We are finished with paperwork appointments for the next few days. Tomorrow we will visit one of our guys and Saturday we will visit the other. Then, on Sunday we think we will be going to the circus! We'll keep you posted. We'd love to hear what all of you are up to as well!

We are so thankful for the all the great friends taking this journey with us. We are indeed blessed!

Tuesday, January 27, 2009

Some Funny Things & One VERY Important Thing

Okay ......

We will let you guess who took this picture.

Hint: Do women look at Google maps and then take pictures of what they see on the screen? (He wants to be able to remember where we were!)

Just some funny things about this place.

There are no shower curtains; big, nice tubs with hand held shower massagers, but no shower curtains.

Some parents push their children in strollers. Many more pull them on little sleds. Its pretty cute.

The women here love boots! Boots that go up to their knees and have a 4 inch heel. They wear them with absolutely everything, mini skirts, jeans, whatever.

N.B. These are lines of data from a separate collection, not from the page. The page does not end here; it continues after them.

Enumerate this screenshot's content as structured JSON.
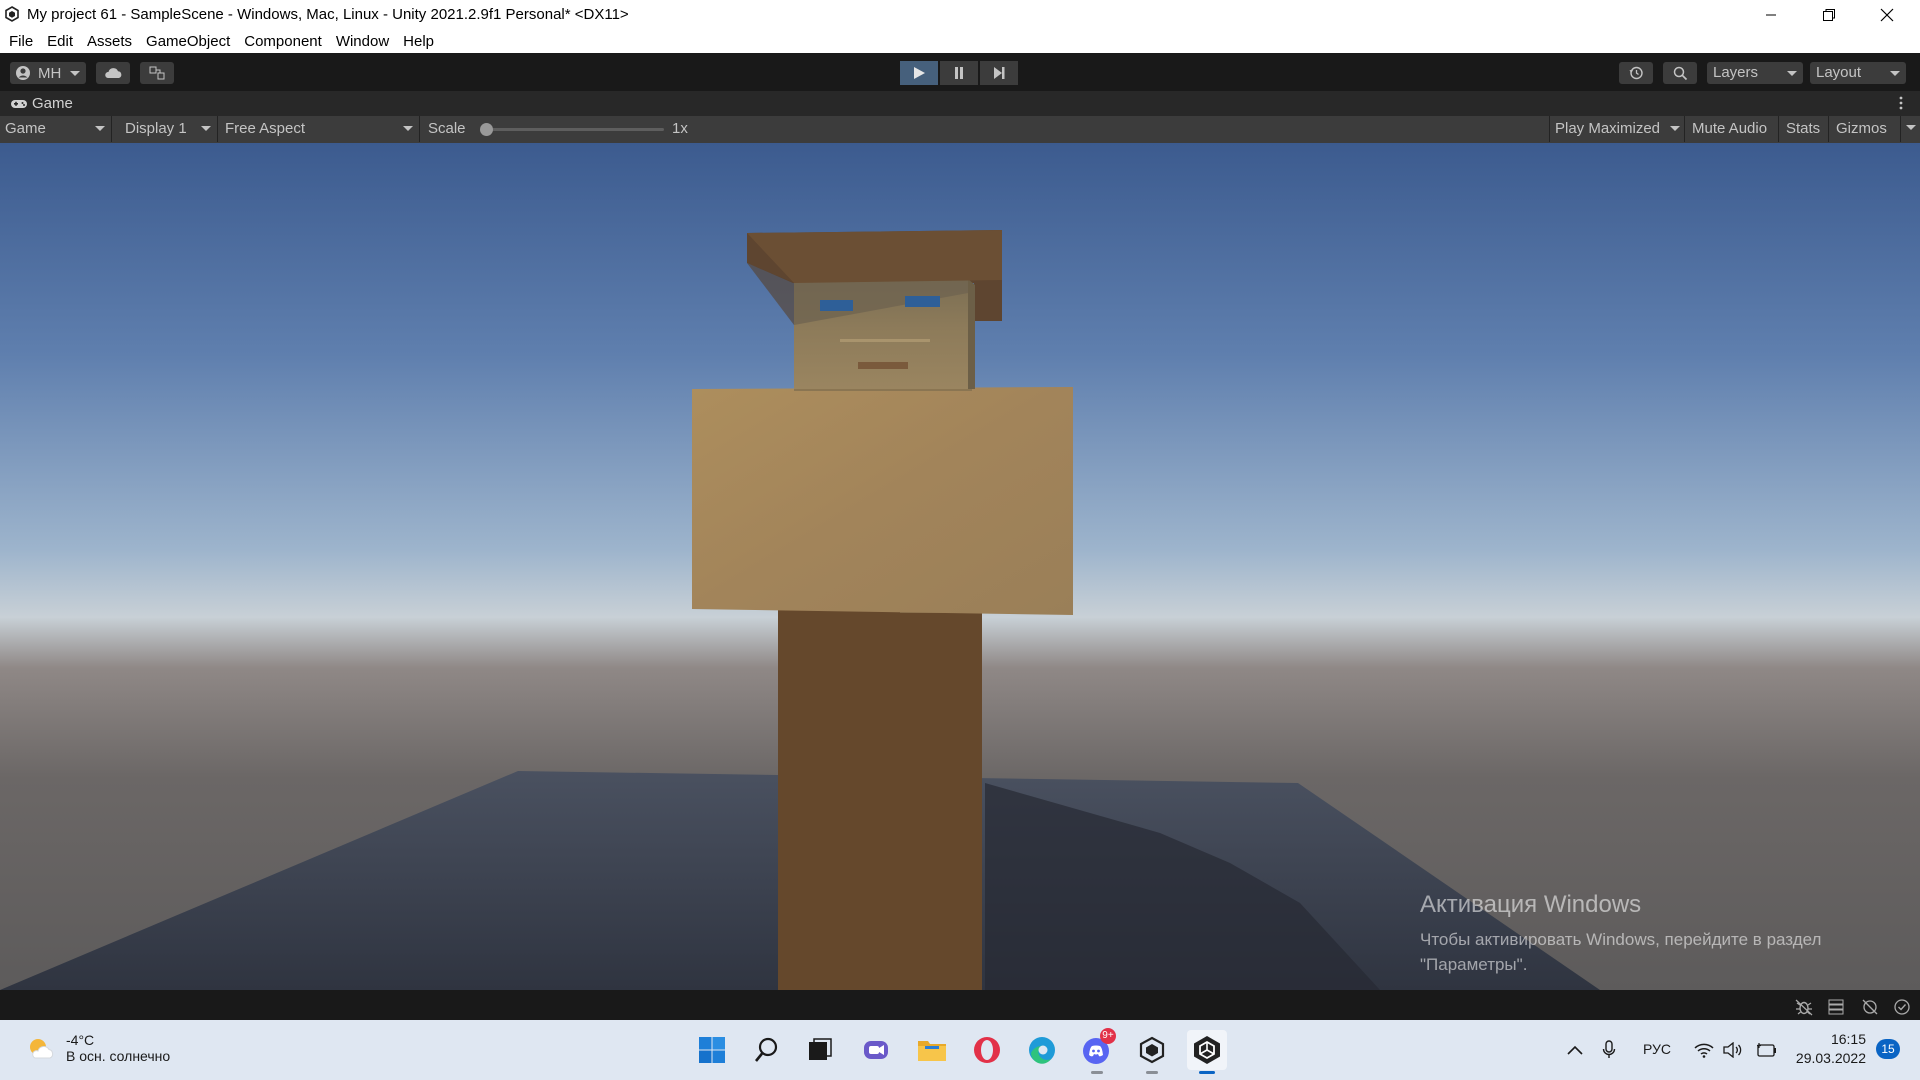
{
  "window": {
    "title": "My project 61 - SampleScene - Windows, Mac, Linux - Unity 2021.2.9f1 Personal* <DX11>"
  },
  "menu": [
    "File",
    "Edit",
    "Assets",
    "GameObject",
    "Component",
    "Window",
    "Help"
  ],
  "toolbar": {
    "account_label": "MH",
    "layers_label": "Layers",
    "layout_label": "Layout"
  },
  "tab": {
    "label": "Game"
  },
  "game_bar": {
    "view_select": "Game",
    "display_select": "Display 1",
    "aspect_select": "Free Aspect",
    "scale_label": "Scale",
    "scale_value": "1x",
    "play_maximized": "Play Maximized",
    "mute_audio": "Mute Audio",
    "stats": "Stats",
    "gizmos": "Gizmos"
  },
  "watermark": {
    "title": "Активация Windows",
    "line1": "Чтобы активировать Windows, перейдите в раздел",
    "line2": "\"Параметры\"."
  },
  "taskbar": {
    "weather_temp": "-4°C",
    "weather_desc": "В осн. солнечно",
    "chat_badge": "9+",
    "language": "РУС",
    "time": "16:15",
    "date": "29.03.2022",
    "notification_count": "15"
  },
  "colors": {
    "play_active": "#46607c",
    "accent": "#0a64c4"
  }
}
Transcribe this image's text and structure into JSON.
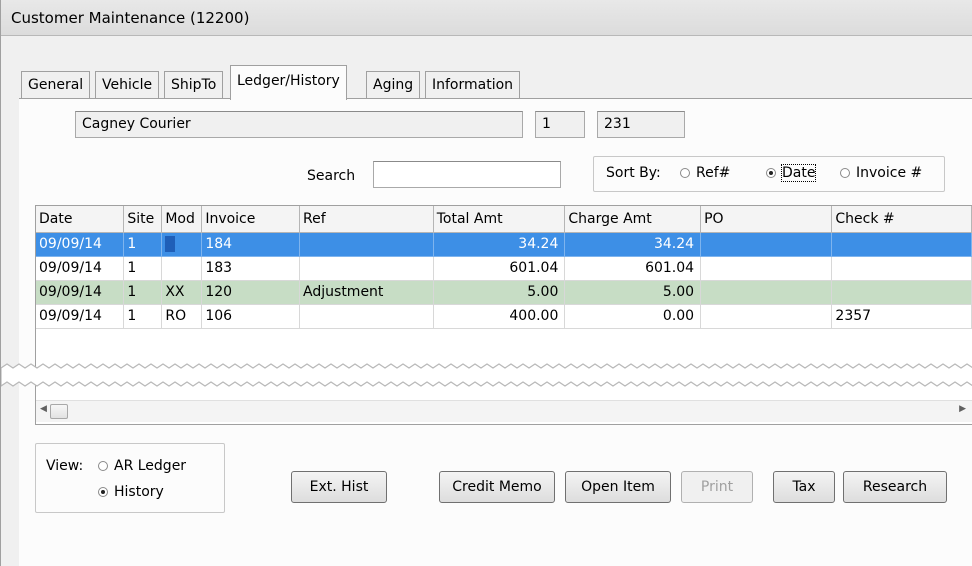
{
  "window": {
    "title": "Customer Maintenance (12200)"
  },
  "tabs": [
    {
      "label": "General",
      "active": false
    },
    {
      "label": "Vehicle",
      "active": false
    },
    {
      "label": "ShipTo",
      "active": false
    },
    {
      "label": "Ledger/History",
      "active": true
    },
    {
      "label": "Aging",
      "active": false
    },
    {
      "label": "Information",
      "active": false
    }
  ],
  "customer": {
    "name": "Cagney Courier",
    "site": "1",
    "number": "231"
  },
  "search": {
    "label": "Search",
    "value": ""
  },
  "sort": {
    "label": "Sort By:",
    "options": [
      {
        "label": "Ref#",
        "selected": false
      },
      {
        "label": "Date",
        "selected": true
      },
      {
        "label": "Invoice #",
        "selected": false
      }
    ]
  },
  "grid": {
    "columns": [
      "Date",
      "Site",
      "Mod",
      "Invoice",
      "Ref",
      "Total Amt",
      "Charge Amt",
      "PO",
      "Check #"
    ],
    "rows": [
      {
        "date": "09/09/14",
        "site": "1",
        "mod": "",
        "invoice": "184",
        "ref": "",
        "total_amt": "34.24",
        "charge_amt": "34.24",
        "po": "",
        "check": "",
        "state": "selected"
      },
      {
        "date": "09/09/14",
        "site": "1",
        "mod": "",
        "invoice": "183",
        "ref": "",
        "total_amt": "601.04",
        "charge_amt": "601.04",
        "po": "",
        "check": "",
        "state": "normal"
      },
      {
        "date": "09/09/14",
        "site": "1",
        "mod": "XX",
        "invoice": "120",
        "ref": "Adjustment",
        "total_amt": "5.00",
        "charge_amt": "5.00",
        "po": "",
        "check": "",
        "state": "highlight"
      },
      {
        "date": "09/09/14",
        "site": "1",
        "mod": "RO",
        "invoice": "106",
        "ref": "",
        "total_amt": "400.00",
        "charge_amt": "0.00",
        "po": "",
        "check": "2357",
        "state": "normal"
      }
    ]
  },
  "view": {
    "label": "View:",
    "options": [
      {
        "label": "AR Ledger",
        "selected": false
      },
      {
        "label": "History",
        "selected": true
      }
    ]
  },
  "buttons": {
    "ext_hist": "Ext. Hist",
    "credit_memo": "Credit Memo",
    "open_item": "Open Item",
    "print": "Print",
    "tax": "Tax",
    "research": "Research"
  },
  "colors": {
    "selection": "#3d8fe6",
    "highlight_row": "#c7ddc5"
  }
}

It is now a game for us to watch for a woman not wearing boots. Natalie wants some, of course, for her 6th grade graduation. (Not gonna happen.)

Bedazzle Mania! Everyone wears jeans here! And not just jeans but glittery, rhinestoned, multi-zippered, very tight jeans.

Many middle aged men carry purses/man bags. We have noticed the bigger the man, the smaller the purse; the smaller the man, the bigger the purse. Dan, Brian, Mark: not to worry we have room in our suitcases to bring each of you one! Would you like a pair of jeans as well? Sam, what about you?

Out the window of our apartment is a gym. In the evening, the girls watch the women do aerobics and mimic them.

There are stray dogs everywhere! The girls have a count for each day.

Only flat sheets, no fitted sheets.

There is a show on t.v. that we think must be Ukrainian Idol.

There is no maple syrup here.

They sell beer in vending machines on the street (less than $2 a piece).

To lock a door the key must be turned three times. You should leave the key in the door horizontally so that no one can push the key out from the other side.

Today was a better day than some of the others. We did some paperwork at the "Inspector's Office." Then, we got to visit and play games with Jen.

Tomorrow will be an important day. We will be going to an office about two hours away to speak with the person who will grant or deny the disconnection/separation between the two younger boys and the older brother. This is the deal maker or breaker.

Thanks for your prayers and emails! We love hearing from you!